Upon purchasing a resale flat, an "Agreement for Sale" was drawn up, stamped, and registered at the sub Registrar office. All associated payments, including the 1% stamp duty and 6% registration fees, were settled by you. I can provide an overview of your queries with reference to Indian property law.
1. Agreement for Sale vs. Sale Deed:
- The Agreement for Sale is a preliminary contract where the seller agrees to sell and the buyer agrees to purchase the property under certain terms and conditions. It's typically the first step before the actual transfer.- The Sale Deed is the final document that legally transfers the ownership from the seller to the buyer. It needs to be executed after fulfilling all conditions mentioned in the Agreement for Sale. The Sale Deed should be drafted, stamped, and registered to conclude the transaction.
- In your case, since the Agreement for Sale is already stamped and registered, the next step should be the execution of the Sale Deed. Ensure that the terms of the Agreement for Sale are met before proceeding.
2. Conveyance Deed and Share Certificate in a Society:
- The Conveyance Deed is a legal document that transfers the title of the property from the builder/developer to the society formed by the residents.

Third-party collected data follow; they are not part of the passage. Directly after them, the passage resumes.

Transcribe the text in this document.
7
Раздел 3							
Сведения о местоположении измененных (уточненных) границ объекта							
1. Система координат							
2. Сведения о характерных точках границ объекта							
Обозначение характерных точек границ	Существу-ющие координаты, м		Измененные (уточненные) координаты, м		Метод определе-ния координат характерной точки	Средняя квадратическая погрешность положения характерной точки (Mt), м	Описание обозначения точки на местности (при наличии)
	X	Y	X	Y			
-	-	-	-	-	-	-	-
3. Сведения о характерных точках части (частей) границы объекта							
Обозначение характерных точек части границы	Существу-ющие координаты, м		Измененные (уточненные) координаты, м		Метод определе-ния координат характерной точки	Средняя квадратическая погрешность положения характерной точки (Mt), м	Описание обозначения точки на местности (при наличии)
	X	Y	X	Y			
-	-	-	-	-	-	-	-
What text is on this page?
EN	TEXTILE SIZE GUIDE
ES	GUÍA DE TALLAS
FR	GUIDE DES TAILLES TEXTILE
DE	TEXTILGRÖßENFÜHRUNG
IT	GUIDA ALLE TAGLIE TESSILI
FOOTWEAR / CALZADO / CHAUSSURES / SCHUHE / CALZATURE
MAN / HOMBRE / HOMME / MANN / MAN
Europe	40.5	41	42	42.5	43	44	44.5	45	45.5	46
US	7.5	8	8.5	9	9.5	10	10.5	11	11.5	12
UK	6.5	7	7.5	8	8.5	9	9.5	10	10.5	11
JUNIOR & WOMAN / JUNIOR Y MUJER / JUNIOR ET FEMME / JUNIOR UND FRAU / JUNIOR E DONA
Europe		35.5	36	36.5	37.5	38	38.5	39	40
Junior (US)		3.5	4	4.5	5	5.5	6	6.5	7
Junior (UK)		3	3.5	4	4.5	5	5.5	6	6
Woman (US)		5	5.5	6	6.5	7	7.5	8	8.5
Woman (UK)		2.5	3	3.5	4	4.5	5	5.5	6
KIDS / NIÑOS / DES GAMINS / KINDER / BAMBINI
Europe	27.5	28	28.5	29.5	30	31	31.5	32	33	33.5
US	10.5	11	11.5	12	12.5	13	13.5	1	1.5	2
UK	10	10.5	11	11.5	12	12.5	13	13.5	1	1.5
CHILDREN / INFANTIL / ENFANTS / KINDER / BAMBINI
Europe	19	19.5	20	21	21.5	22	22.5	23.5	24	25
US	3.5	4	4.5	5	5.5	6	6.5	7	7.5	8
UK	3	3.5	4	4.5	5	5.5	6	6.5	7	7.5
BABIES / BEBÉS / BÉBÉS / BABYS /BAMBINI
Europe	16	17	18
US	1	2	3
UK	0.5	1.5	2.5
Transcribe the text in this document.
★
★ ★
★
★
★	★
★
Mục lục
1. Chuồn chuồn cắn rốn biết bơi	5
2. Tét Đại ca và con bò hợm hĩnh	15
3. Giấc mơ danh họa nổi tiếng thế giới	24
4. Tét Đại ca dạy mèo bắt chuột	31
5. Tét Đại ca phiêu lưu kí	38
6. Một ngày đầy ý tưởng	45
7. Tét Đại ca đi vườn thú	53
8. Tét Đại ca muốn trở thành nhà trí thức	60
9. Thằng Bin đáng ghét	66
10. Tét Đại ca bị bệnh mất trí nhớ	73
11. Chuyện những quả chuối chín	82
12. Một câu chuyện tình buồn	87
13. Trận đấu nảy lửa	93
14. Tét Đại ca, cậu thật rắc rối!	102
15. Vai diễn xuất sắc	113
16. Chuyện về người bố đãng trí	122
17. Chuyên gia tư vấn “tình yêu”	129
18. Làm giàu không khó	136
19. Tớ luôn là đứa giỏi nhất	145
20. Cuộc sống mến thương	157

- Share Certificates represent the ownership of a specific unit or share in the society.
- In your scenario, the conveyance deed and share certificates are typically issued once the entire construction is completed, all necessary approvals are obtained, and the society formation is finalized. The completion of the pending building might delay the issuance of the conveyance deed and share certificates for the entire society.
3. Title Deed and Its Importance:
- The Title Deed is a legal document that establishes the ownership of the property. It contains details about the property's history, ownership, rights, and obligations.
- Having a clear and marketable title is crucial to prove ownership and sell the property in the future. The Title Deed serves as evidence of rightful ownership.
- Under Section 32 of the Indian Registration Act, 1908, the Title Deed needs to be registered to provide legal sanctity to the ownership claim.
- In the absence of a clear title, it can lead to disputes and affect the marketability of the property.
It's advisable to consult a local property lawyer for specific advice and guidance tailored to your situation, as laws and procedures might vary based on the specific state in India.